Ihr neues Album trägt den Titel «Brave New Woman». Wie sind Sie zu dieser «mutigen neuen Frau» geworden?
Leslie Clio: Tatsächlich über Lebenserfahrungen. Ich fühle mich wie eine Zwiebel: Je mehr ich mich von Dingen löse, desto näher komme ich an meinen Kern. Ich glaube, jede Erfahrung ist eine Chance, etwas zu lernen, auch wenn es manchmal weh tut. Ich entscheide, was ich daraus mache und wie ich über eine Situation denke. Es geht um Perspektive und Selbstwert. Auf sich selbst zu setzen und seine Frau zu stehen.
Was würden Sie Ihrem jüngeren Ich raten, das noch nicht so selbstbestimmt war wie Sie es jetzt sind?

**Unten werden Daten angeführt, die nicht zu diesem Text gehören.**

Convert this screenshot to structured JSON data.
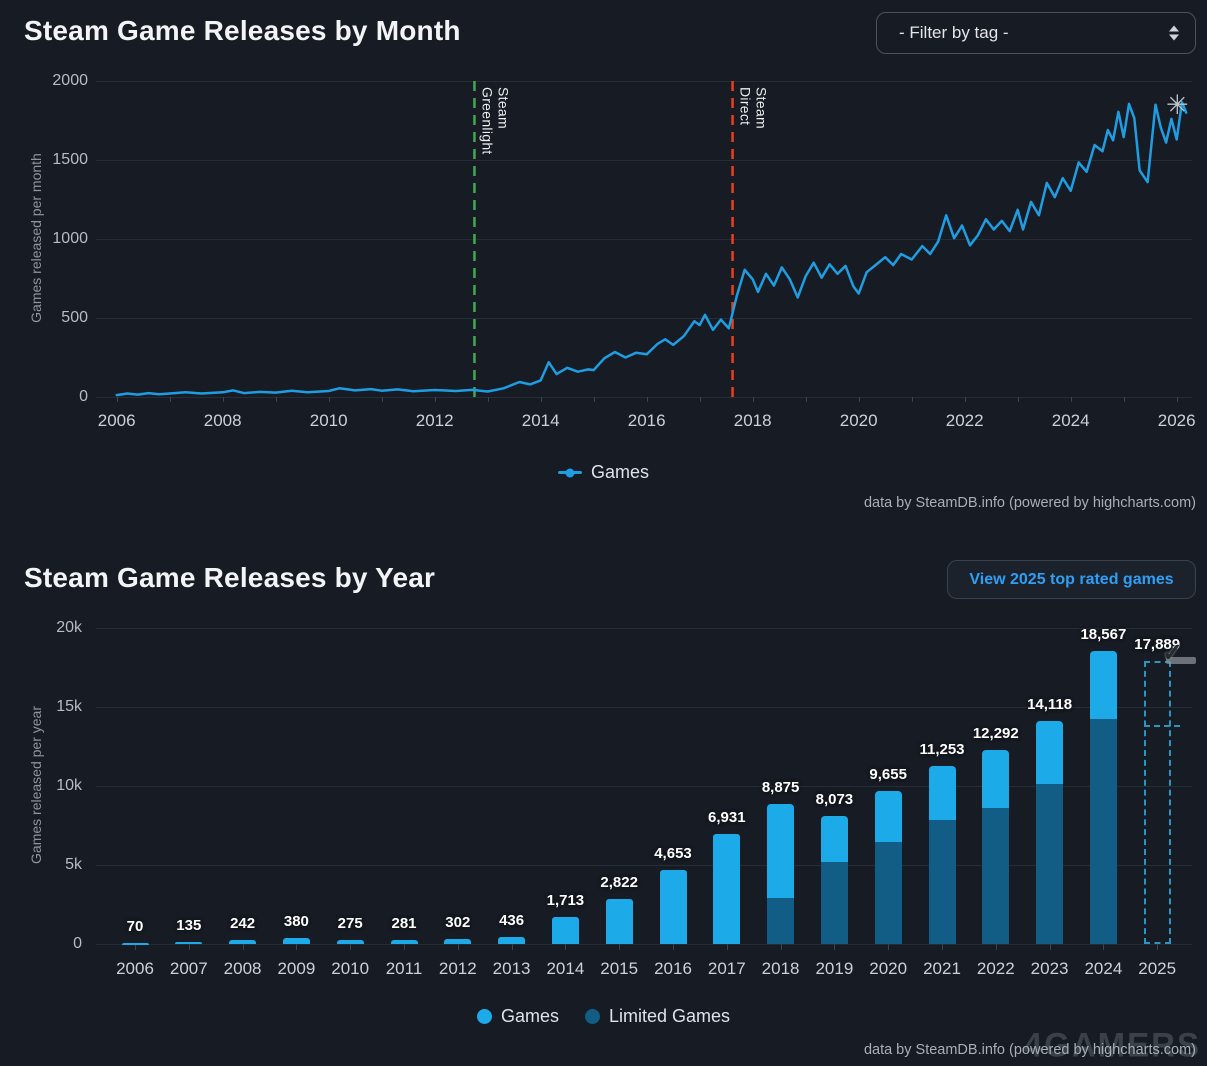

Clio: Ich war eigentlich immer schon selbstbestimmt, stand schon sehr früh auch finanziell auf eigenen Beinen. Was mir aber gefehlt hat, war Selbstvertrauen. Ich würde ihr sagen, du kannst das und trau dich, deinen Impulsen zu folgen. Und verschwende nicht so viel Energie an Typen, sondern konzentrier dich auf dich selbst!
Ihre Songtexte sind sehr ehrlich und direkt. Sagen Sie auch in Ihrem Privatleben den Menschen immer Ihre Meinung?
Clio: Ja, ich glaube schon, zumindest ist es meine Intention.
Der Song «Girl With A Gun» bedeutet Ihnen «am meisten», wie Sie sagen. Wodurch wurde der Song inspiriert?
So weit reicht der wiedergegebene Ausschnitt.